Psychopathy has a dramatic impact on those who suffer from it. Children at risk of developing the disorder may have behavioral problems that affect their family life, friendships, and education. Adults who suffer from psychopathy may have trouble holding jobs and maintaining personal relationships and can experience legal problems stemming from their reckless or criminal conduct. In addition, people with the disorder frequently develop health problems related to substance abuse.

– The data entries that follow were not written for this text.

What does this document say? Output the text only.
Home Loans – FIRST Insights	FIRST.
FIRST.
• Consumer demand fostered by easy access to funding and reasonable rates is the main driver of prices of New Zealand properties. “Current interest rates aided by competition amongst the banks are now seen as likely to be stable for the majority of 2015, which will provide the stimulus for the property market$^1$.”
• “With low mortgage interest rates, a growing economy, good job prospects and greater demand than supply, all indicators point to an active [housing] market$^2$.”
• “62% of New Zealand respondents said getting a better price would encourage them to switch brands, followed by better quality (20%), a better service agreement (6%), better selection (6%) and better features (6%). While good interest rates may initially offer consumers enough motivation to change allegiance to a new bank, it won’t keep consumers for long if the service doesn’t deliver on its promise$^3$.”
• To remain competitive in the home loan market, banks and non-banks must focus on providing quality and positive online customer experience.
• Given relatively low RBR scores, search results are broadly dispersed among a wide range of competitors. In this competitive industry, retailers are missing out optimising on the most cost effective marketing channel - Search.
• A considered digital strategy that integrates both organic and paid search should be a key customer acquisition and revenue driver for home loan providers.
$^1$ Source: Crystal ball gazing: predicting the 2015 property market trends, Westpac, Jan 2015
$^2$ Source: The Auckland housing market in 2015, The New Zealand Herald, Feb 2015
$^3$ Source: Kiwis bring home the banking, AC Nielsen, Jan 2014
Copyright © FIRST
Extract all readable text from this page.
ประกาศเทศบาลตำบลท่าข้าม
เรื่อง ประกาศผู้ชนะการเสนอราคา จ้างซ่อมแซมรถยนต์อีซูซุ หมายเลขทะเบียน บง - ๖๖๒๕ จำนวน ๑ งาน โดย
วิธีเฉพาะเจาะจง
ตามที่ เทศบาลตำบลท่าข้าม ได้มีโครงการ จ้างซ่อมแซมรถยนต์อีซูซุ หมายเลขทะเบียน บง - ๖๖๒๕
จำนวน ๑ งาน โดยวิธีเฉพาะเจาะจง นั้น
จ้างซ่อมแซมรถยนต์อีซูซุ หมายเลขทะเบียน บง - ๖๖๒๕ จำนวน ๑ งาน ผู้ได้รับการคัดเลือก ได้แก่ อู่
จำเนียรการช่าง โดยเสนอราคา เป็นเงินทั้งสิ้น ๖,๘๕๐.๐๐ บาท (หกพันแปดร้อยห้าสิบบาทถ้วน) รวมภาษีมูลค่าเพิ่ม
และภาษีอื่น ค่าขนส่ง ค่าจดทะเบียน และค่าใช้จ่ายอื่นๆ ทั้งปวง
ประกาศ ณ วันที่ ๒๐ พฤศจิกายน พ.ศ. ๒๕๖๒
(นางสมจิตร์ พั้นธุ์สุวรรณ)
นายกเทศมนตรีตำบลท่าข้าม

Psychopathy increases the likelihood of criminal behaviours such as homicide and sadistic violence (not all individuals with the disorder are violent, however). Accordingly, the proportion of people with psychopathy in prison populations is far greater than the proportion in the general population. (Estimates of psychopathy in prison populations range from 16 to 25 percent among men and from 7 to 17 percent among women.) However, psychologists warn that the relationship between psychopathy and violence is complicated, which makes violent behaviour by individuals with the disorder difficult to predict.
Origins and development
Both genetic and environmental factors contribute to the development of psychopathy. Twin and adoption studies have shown that psychopathic traits are heritable. Many studies explore how candidate genes related to neurotransmitters such as serotonin or hormones such as oxytocin influence psychopathic traits, but there is no clear discrete set of genes that cause psychopathy.
Several areas of the brain have been found to be involved in the development of psychopathy. For example, abnormalities in the amygdala and hippocampus often occur in psychopathy. But the relation between psychopathy and brain development is complex and remains a subject of investigation.
A child’s home and social environments can have a major influence on the development of psychopathic traits. Growing up in a traumatic or stressful setting and being subject to harsh discipline or abuse have been correlated with increased levels of psychopathic behaviour. In contrast, growing up in a consistently warm environment with positive reinforcement can effectively extinguish some antisocial tendencies predicted by heredity.
Treatment
Psychotherapy, such as cognitive behaviour therapy, is often used to treat adults suffering from psychopathy. However, many psychologists consider the disorder to be extremely resistant to treatment. The current consensus is that the best way to treat it is to identify psychopathic tendencies in childhood, at which point intervention may be able to mitigate those tendencies and thus prevent psychopathic behaviours later in life.